September 15, 2004: I was hanging out after school with my siblings and best friend, looking at kittens. We were still at the school because my mom was on the phone with my dad and we were waiting for them to finish their conversation. I will never forget the look on her face, filled with seriousness and fear, when she hung up with my dad. I was too afraid to say anything on the way home, but realized the possible truth when we dropped my mom off at the hospital. A few hours passed, still nothing from my mom. What could possibly have been so bad that my mom had had to go to the hospital? The phone rang, awakening me from my thoughts. It was my mom. She told me the unexpected truth, her words becoming faint and almost unintelligible. I didn’t want to believe it. It just was not happening.
It was the summer before my sixth-grade-school year. Time for school shopping. School shopping was the best part of back to school. All the new clothes, shoes, books, and binders, made me feel like a new person. Everything was going great. The time came for my dad to take me and my five siblings to the store. But of course, he had been drinking and had forgotten. My mom, the sole income earner for a household of eight, was furious with my dad. An argument erupted between my dad and my older sister, Christina, about something my dad said about my mom. Christina, not being my father’s biological daughter, did not like him very much. Their argument quickly turned into a fight. My dad had Christina on the ground and was strangling her. No one was outside to notice it until I wandered outside looking for my sister. Seeing my dad on top of my sister, with his hands wrapped around her throat, prompted me to run inside. Screaming and crying, I told my mom. My mom went to her rescue. My dad turned from my sister, to my mother. He smacked her in the face and took off, away from the house, after one of his friends showed up.
My mom moved us all, excluding my dad, to a double-wide trailer outside of Alamosa. We were allowed to go and stay with my dad on the weekends. Everything was working out. My dad had quit drinking and was talking with my mom again. What could go wrong?

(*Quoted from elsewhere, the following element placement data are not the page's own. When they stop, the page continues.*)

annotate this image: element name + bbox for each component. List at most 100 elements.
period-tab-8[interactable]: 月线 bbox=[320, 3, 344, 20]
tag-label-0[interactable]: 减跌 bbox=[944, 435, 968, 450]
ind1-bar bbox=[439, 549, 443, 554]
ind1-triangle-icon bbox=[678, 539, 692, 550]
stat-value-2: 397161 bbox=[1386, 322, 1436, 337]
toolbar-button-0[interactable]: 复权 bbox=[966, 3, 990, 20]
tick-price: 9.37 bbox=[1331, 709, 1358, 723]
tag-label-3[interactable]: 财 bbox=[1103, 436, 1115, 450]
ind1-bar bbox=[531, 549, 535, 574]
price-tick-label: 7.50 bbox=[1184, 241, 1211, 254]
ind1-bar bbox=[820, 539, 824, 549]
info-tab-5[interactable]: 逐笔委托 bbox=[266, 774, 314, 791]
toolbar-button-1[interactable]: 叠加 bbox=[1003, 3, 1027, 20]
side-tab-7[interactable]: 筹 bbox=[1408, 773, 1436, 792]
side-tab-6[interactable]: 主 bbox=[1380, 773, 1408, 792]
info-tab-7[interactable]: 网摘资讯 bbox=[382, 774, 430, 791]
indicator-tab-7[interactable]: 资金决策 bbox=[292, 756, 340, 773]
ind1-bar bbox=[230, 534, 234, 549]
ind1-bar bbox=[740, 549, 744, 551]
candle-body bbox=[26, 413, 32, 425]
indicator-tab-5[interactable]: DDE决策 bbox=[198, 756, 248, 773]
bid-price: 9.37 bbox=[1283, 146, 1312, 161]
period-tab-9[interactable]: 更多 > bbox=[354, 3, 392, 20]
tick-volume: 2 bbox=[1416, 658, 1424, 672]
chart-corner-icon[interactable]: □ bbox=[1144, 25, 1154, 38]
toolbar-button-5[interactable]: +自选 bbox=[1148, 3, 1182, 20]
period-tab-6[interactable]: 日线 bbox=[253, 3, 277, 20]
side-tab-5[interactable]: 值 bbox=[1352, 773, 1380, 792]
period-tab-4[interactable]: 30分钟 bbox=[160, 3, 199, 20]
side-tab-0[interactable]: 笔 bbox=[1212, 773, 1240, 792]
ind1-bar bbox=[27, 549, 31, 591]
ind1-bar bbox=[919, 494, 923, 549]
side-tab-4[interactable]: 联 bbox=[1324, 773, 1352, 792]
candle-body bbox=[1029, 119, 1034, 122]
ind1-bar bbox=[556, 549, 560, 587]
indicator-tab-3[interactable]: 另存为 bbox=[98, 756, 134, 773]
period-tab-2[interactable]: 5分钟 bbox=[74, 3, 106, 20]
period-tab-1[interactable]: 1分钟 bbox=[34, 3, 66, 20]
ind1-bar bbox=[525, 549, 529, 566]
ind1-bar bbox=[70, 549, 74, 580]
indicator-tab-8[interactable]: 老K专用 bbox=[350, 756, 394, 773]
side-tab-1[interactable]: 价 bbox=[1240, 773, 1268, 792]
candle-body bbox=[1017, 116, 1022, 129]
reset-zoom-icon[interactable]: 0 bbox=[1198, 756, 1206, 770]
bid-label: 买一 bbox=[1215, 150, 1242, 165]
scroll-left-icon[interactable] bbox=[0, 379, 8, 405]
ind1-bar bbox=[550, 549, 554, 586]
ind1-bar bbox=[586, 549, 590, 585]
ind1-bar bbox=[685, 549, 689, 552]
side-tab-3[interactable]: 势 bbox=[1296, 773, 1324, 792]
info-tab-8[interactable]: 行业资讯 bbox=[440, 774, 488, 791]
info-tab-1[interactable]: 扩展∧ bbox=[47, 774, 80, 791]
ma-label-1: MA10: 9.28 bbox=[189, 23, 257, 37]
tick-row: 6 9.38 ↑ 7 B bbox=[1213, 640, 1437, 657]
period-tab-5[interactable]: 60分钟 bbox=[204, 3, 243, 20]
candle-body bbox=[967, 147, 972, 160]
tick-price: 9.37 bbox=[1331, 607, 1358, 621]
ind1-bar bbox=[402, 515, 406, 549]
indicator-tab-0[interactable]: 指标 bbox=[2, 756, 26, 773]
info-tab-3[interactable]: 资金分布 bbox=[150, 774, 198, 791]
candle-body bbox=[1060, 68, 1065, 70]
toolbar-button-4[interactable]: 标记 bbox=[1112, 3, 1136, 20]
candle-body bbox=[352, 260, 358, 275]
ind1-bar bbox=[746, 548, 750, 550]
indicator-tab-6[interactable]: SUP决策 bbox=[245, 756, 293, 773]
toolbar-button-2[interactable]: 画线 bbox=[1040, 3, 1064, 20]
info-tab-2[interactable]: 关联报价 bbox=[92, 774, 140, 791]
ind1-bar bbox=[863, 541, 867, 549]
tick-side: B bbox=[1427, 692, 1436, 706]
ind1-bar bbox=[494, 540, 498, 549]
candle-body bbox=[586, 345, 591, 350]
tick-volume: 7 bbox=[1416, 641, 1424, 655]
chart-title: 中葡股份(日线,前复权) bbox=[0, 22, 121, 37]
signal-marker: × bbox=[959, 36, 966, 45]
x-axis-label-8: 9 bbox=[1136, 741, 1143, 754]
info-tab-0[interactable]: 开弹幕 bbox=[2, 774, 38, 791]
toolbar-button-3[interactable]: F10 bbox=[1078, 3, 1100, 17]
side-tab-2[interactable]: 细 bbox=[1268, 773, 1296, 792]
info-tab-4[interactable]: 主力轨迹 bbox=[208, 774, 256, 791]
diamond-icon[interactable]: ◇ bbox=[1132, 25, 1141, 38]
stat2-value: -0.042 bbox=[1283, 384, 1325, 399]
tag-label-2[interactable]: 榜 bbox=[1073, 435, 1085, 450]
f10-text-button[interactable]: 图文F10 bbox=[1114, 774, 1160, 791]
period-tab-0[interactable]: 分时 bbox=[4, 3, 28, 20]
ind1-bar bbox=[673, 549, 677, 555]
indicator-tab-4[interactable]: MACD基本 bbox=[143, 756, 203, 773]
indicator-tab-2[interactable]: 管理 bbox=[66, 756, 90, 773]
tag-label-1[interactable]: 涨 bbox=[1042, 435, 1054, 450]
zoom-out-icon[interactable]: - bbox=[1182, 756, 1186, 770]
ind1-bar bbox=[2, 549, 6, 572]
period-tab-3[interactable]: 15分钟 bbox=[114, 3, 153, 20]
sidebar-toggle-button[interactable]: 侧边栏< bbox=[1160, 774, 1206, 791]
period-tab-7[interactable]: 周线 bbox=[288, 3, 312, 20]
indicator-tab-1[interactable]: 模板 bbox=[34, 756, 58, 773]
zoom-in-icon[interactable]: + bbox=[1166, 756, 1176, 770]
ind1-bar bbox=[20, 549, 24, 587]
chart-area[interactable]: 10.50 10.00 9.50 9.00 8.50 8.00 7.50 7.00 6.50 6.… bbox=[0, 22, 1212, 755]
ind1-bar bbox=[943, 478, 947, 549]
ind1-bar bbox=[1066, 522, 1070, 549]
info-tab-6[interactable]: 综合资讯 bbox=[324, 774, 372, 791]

I heard a click, realizing the conversation with my mom had ended. I could not breathe. Everything was spinning. I fell. I had to be the bearer of bad news to my siblings. My dad blew the house sky high, while he was still inside. As days went by, we waited and waited. My dad was in the Denver Hospital in a motionless coma. Finally, a month and two days later, we received the news. My dad had passed. It felt like my world had ended.
My dad was an alcoholic and drug addict. Though I barely ever saw him sober, I still miss the way he used to hug me, hold me, and sit me in his lap. I miss him not because I have to, but because I love him and because, even though he was always intoxicated, my dad loved me. Addiction always overpowered my dad. The day my dad committed suicide changed my life forever. It made me realize that alcohol and drugs are not as great as everyone makes them out to be. To this very day, I am proud to be alcohol and drug free. With addiction running in my genes, my dad may have saved my life. I will never have to deal with the addiction that claimed his life.